Note that an underlying intention in the definition of Qualifying Distributions seems to be to include income type return to shareholders but exclude return of capital (a return of capital could still give rise to taxable capital gain or loss). While for the majority of dividends paid from foreign companies it may be relatively easy to apply the FDES rules and identify Qualifying Distributions in some cases definitional difficulties may arise. Such difficulties will tend to arise from trying to apply Japanese company law definitions of distributions to foreign law corporate actions. Accordingly at the very least it would be wise to read this post along with the glossary post found here and referring to the detailed Japanese company law definitions that are referenced below.
Qualifying Distributions – definition
The following distributions qualify for Foreign Dividend Exclusion treatment if meeting other required conditions:
- Dividends out of Surplus, being dividends or distributions paid by companies or co-operative associations to the extent that they are paid on shares (or Invested Capital in the case of such associations). For a company this does not include amounts that would be treated as a reduction in share capital. Also, shares received by a company’s shareholders in a Bunkatsu Style Corporate Split are excluded as are certain defined transactions of co-operatives that could be a return of capital. Note also the treatment of Deemed Dividends discussed below.
- Profit Dividends – but again excluding shares distributed as part of a Bunkatsu Style Corporate Split.
- Distributions out of Surplus – that is distributions made by mutual companies and some other entities, but only including distributions related to capital (i.e. this means that certain dividends made to members of the mutual organisation which are also deductible for Japanese tax purposes would not be included).
There are a number of points worth noting to come out of the above definition.
The fairly straight forward definition of Qualifying Distributions above would seem to include dividends from REITs or similar companies where the dividends may be deductible under local law for tax purposes. This could make investing in such entities on a post tax basis far more profitable given they may have a very low local tax rate and their dividends would not suffer further taxation in Japan.
Also some countries (the US being a notable example) allow distributions to be made by reference to consolidated financial statements. This may allow a Japanese entity to receive, without further taxation, a dividend that is effectively received from a second tier subsidiary.
Deemed Dividends (as defined in CTL 24-1) are included in Qualifying Distributions subject to the FDES given that their economic character under this definition is presumed to be similar to dividends. Deemed Dividends arise in the circumstances listed below when, there being an exchange of monetary or other assets in respect of return shares, the Deemed Dividend would be calculated by reference to the total value of those monetary and other assets less the amount that was treated as a reduction in the capital of the company concerned. Examples of circumstances giving rise to a deemed dividend are:
- Merger (excluding qualified mergers)
- Bunkatsu Style Corporate Split (excluding tax qualified transactions)

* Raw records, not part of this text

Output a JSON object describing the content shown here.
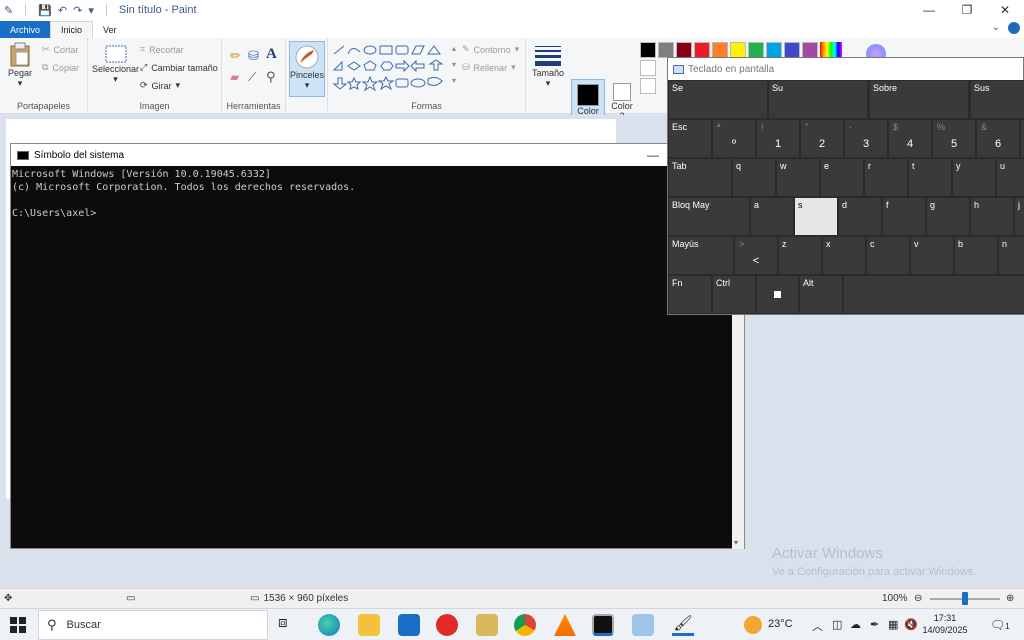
{
  "titlebar": {
    "title": "Sin título - Paint",
    "min": "—",
    "max": "❐",
    "close": "✕"
  },
  "tabs": {
    "file": "Archivo",
    "home": "Inicio",
    "view": "Ver"
  },
  "ribbon": {
    "portapapeles": {
      "paste": "Pegar",
      "cut": "Cortar",
      "copy": "Copiar",
      "label": "Portapapeles"
    },
    "imagen": {
      "select": "Seleccionar",
      "crop": "Recortar",
      "resize": "Cambiar tamaño",
      "rotate": "Girar",
      "label": "Imagen"
    },
    "herramientas": {
      "label": "Herramientas"
    },
    "pinceles": {
      "label": "Pinceles"
    },
    "formas": {
      "outline": "Contorno",
      "fill": "Rellenar",
      "label": "Formas"
    },
    "tamano": {
      "label": "Tamaño"
    },
    "color1": {
      "label": "Color",
      "num": "1"
    },
    "color2": {
      "label": "Color",
      "num": "2"
    },
    "palette": [
      "#000000",
      "#7f7f7f",
      "#880015",
      "#ed1c24",
      "#ff7f27",
      "#fff200",
      "#22b14c",
      "#00a2e8",
      "#3f48cc",
      "#a349a4"
    ]
  },
  "status": {
    "dimensions": "1536 × 960 píxeles",
    "zoom": "100%"
  },
  "cmd": {
    "title": "Símbolo del sistema",
    "lines": [
      "Microsoft Windows [Versión 10.0.19045.6332]",
      "(c) Microsoft Corporation. Todos los derechos reservados.",
      "",
      "C:\\Users\\axel>"
    ]
  },
  "osk": {
    "title": "Teclado en pantalla",
    "row0": [
      "Se",
      "Su",
      "Sobre",
      "Sus"
    ],
    "row1": [
      {
        "top": "Esc",
        "main": ""
      },
      {
        "sub": "ª",
        "main": "º"
      },
      {
        "sub": "!",
        "main": "1"
      },
      {
        "sub": "\"",
        "main": "2"
      },
      {
        "sub": "·",
        "main": "3"
      },
      {
        "sub": "$",
        "main": "4"
      },
      {
        "sub": "%",
        "main": "5"
      },
      {
        "sub": "&",
        "main": "6"
      },
      {
        "sub": "/",
        "main": ""
      }
    ],
    "row2": [
      "Tab",
      "q",
      "w",
      "e",
      "r",
      "t",
      "y",
      "u"
    ],
    "row3": [
      "Bloq May",
      "a",
      "s",
      "d",
      "f",
      "g",
      "h",
      "j"
    ],
    "row4": [
      {
        "top": "Mayús",
        "main": ""
      },
      {
        "sub": ">",
        "main": "<"
      },
      {
        "top": "z",
        "main": ""
      },
      {
        "top": "x",
        "main": ""
      },
      {
        "top": "c",
        "main": ""
      },
      {
        "top": "v",
        "main": ""
      },
      {
        "top": "b",
        "main": ""
      },
      {
        "top": "n",
        "main": ""
      }
    ],
    "row5": [
      "Fn",
      "Ctrl",
      "",
      "Alt",
      ""
    ]
  },
  "watermark": {
    "line1": "Activar Windows",
    "line2": "Ve a Configuración para activar Windows."
  },
  "taskbar": {
    "search": "Buscar",
    "temp": "23°C",
    "time": "17:31",
    "date": "14/09/2025",
    "notif": "1"
  }
}
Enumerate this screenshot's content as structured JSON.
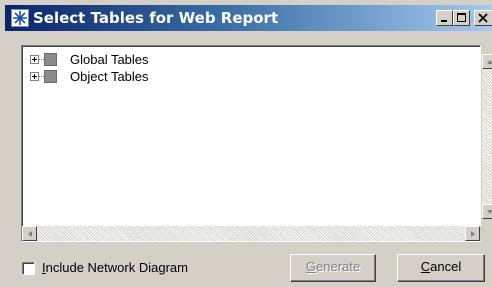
{
  "window": {
    "title": "Select Tables for Web Report"
  },
  "titlebar_buttons": [
    "minimize",
    "maximize",
    "close"
  ],
  "tree": {
    "items": [
      {
        "label": "Global Tables",
        "expander": "+"
      },
      {
        "label": "Object Tables",
        "expander": "+"
      }
    ]
  },
  "options": {
    "include_network_diagram": {
      "mnemonic": "I",
      "rest": "nclude Network Diagram",
      "checked": false
    }
  },
  "buttons": {
    "generate": {
      "mnemonic": "G",
      "rest": "enerate",
      "enabled": false
    },
    "cancel": {
      "mnemonic": "C",
      "rest": "ancel",
      "enabled": true
    }
  },
  "colors": {
    "titlebar_start": "#0a246a",
    "titlebar_end": "#a6caf0",
    "face": "#d4d0c8"
  }
}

- Return of capital (limited to Dividends out of Surplus where there is an accompanying reduction in surplus capital and not including returns of capital arising from a Bunkatsu Style Corporate Split which are not treated as deemed dividends)
- Distribution of residual assets on a winding up – note that there are significant changes proposed to taxation of liquidations in the 2010 tax reform
- Acquisition of own shares or Invested Capital (excluding some specified items)
- Return of Invested Capital on retirement of members, departure or for other reasons (applicable to co-operative associations, some other special entities)
- Corporate reorganisations – limited to amounts of consideration other than shares or Invested Capital (i.e. boot)
Under pre 2010 tax reform a Deemed Expense amount equal to 5% of the amount of Qualifying Distributions must be deducted and the net amount excluded from income, this amount being intended to be equivalent to expenses associated with earning the dividend income. The 2010 tax reform proposes abolishing this arrangement.